Due to the diverse functions of the heme molecule: as an electron transporter, an oxygen carrier, and as an enzyme cofactor, heme binding proteins have consistently attracted the attention of protein designers. Initial design attempts focused on α-helical heme binding proteins, in part, due to the relative simplicity of designing self-assembling helical bundles. Heme binding sites were designed inside the inter-helical hydrophobic grooves. Examples of such designs include:
- Helichrome
- Globin-1
- Cy-AA-EK
- Peptides IIa/IId
- α2
- Transmembrane helical designs

Later design attempts focused on creating functional heme binding helical bundles, such as:
- Oxidoreductases
- Peroxidases
- Electron transport proteins
- Oxygen transport proteins
- Photosensitive proteins

Design techniques have matured to such an extent that it is now possible to generate entire libraries of heme binding helical proteins.
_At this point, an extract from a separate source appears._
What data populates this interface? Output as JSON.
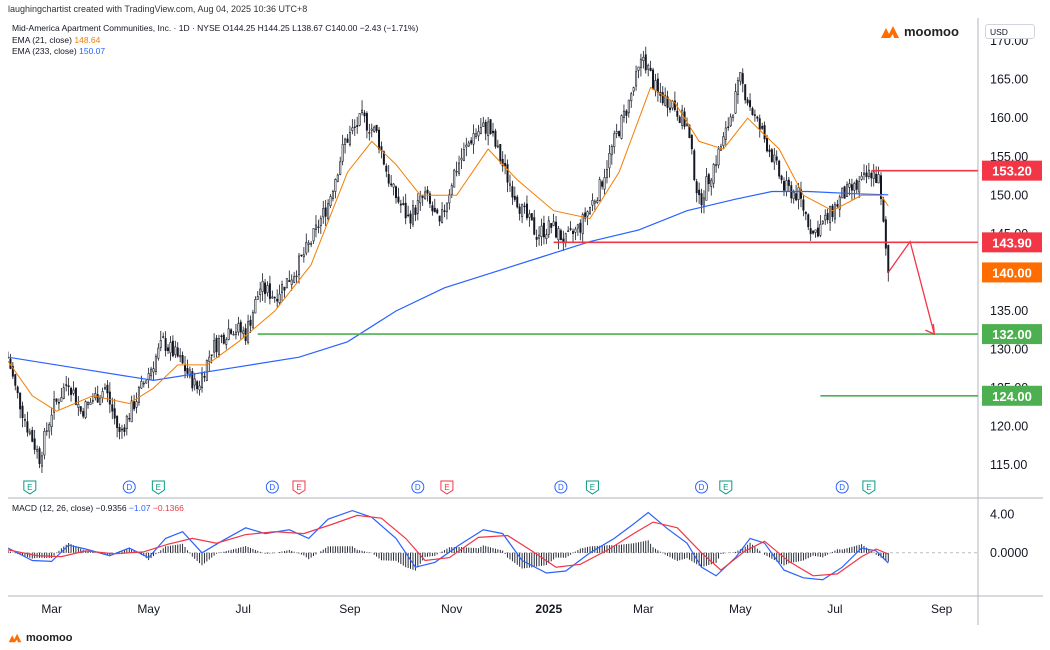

Recent design attempts have focused on creating all-beta heme binding proteins, whose novel topology is very rare in nature. Such designs include:
- Pincer-1
- β-hairpin peptides
- β-sheet miniproteins
- Multi-stranded β-sheet peptides
Some methodologies attempt to incorporate cofactors into the hemoproteins who typically endure harsh conditions. In order to incorporate a synthetic cofactor, what must first occur is the denaturing of the holoprotein to remove the heme. The apoprotein is then rebuilt with the cofactor.